Turkey improves global competitiveness in infrastructure, health


The latest global competitiveness report of the World Economic Forum (WEF) released Wednesday indicated that Turkey has managed to expand its competitive power in the sectors of infrastructure and health.

According to the Global Competitiveness Report 2019, which analyzed the competitive power of 141 economies around the world in several pillars and sub-pillars, Turkey jumped to number 42 by augmenting its competitive power in health from the 48th spot last year. The significant jump in the health sector in a year has been the result of expanding health facilities and the opportunities the Turkish health care sector offers for those who come to Turkey for medical treatment. The improvement of health care treatment and the public awareness on the issue has also facilitated the country's higher ranking in this pillar over the last year.

Turkey, the WEF report showed, has also improved its ranking in infrastructure. While the country ranked 50th in the Global Competitiveness Report 2018, it rose to 49th place in the sector. In the subsection of infrastructure, Turkey came 33rd in transportation infrastructure and 34th in road connectivity. The macroeconomic stability of the world's 13th largest economy, however, has seen erosion over the last year due to the currency volatility and inflationary pressures, resulting in the economic contraction in the final quarter of 2018 and in the first half of this year. The report revealed that Turkey ranked 129th in this year's listing of global competitiveness in macroeconomic stability, down from 116 last year. While Turkey ranked 61st in the overall competitiveness performance in 2018 among 140 economies, the country came 62nd among 141 countries this year.

In reference to the significant variations among countries with comparable income levels in the Global Competitiveness Report, due in part to the fact that the global environment is uncertain, WEF Lead Economist Roberto Crotti said countries that thrive on the ranking are those that offer comprehensive ecosystems and stable conditions. This, he added, means strong macroeconomic stability for emerging economies, as well as openness to trade and investment in infrastructure and human capital.

"Countries that have delivered on these aspects have performed much better than those that haven't been able to," he remarked. "Turkey has improved on some of these aspects as well including ICT adoption, health and skills but growing inflation and reduced openness have hindered these improvements. As a result Turkey has only improved by 0.5 points compared to the 2018 ranking, and remains at the 61st position," he explained.

economies locked in cycle of low productivity growthThe latest global competitiveness report revealed that Singapore is the world's most competitive economy in 2019 with a score of 84.8 points, up 1.3 points from last year's listing. The United States remains the most competitive large economy in the world, coming in at second place and is followed by Hong Kong. The Netherlands ranks fourth while the fifth place is claimed by Switzerland.

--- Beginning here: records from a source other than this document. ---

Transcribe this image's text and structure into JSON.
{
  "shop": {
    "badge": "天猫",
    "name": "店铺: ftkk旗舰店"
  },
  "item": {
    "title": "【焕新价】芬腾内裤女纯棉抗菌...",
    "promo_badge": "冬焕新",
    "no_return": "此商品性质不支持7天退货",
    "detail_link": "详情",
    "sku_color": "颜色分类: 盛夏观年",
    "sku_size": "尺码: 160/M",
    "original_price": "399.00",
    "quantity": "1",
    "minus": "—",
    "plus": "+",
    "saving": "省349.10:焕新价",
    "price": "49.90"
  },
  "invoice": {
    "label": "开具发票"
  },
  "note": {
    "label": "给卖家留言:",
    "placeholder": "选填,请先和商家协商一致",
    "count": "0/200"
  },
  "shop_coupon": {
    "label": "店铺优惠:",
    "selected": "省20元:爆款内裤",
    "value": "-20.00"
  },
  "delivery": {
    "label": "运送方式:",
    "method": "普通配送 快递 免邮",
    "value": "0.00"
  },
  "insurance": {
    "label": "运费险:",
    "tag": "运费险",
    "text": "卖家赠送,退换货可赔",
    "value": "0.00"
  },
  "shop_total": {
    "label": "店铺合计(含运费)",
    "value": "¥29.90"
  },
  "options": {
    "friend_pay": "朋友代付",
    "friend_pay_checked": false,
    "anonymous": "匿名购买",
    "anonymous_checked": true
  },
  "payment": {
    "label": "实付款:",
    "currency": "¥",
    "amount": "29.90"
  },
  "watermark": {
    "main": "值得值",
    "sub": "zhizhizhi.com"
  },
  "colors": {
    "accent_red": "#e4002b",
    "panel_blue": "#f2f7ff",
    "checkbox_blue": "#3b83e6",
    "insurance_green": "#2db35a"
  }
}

"The average across the 141 economies covered is 61 points, almost 40 points to the frontier. This global competitiveness gap is of even more concern as the global economy faces the prospect of a downturn," the report said and added, "The changing geopolitical context and rising trade tensions are fueling uncertainty and could precipitate a slowdown."

The WEF report also emphasized that a decade on the global financial crisis, the global economy remains locked in a cycle of low or flat productivity growth despite the injection of more than $10 trillion by central banks.

"While these unprecedented measures were successful in averting a deeper recession, they are not enough on their own to catalyze the allocation of resources toward productivity-enhancing investments in the private and public sectors," it said.

The report also described innovation as a key factor of increasing competitiveness. "The report shows that those countries which integrate into their economic policies an emphasis on infrastructure, skills, research and development, and support those left behind are more successful compared to those which focus only on traditional factors of growth." said Klaus Schwab, founder and executive chairman of the World Economic Forum.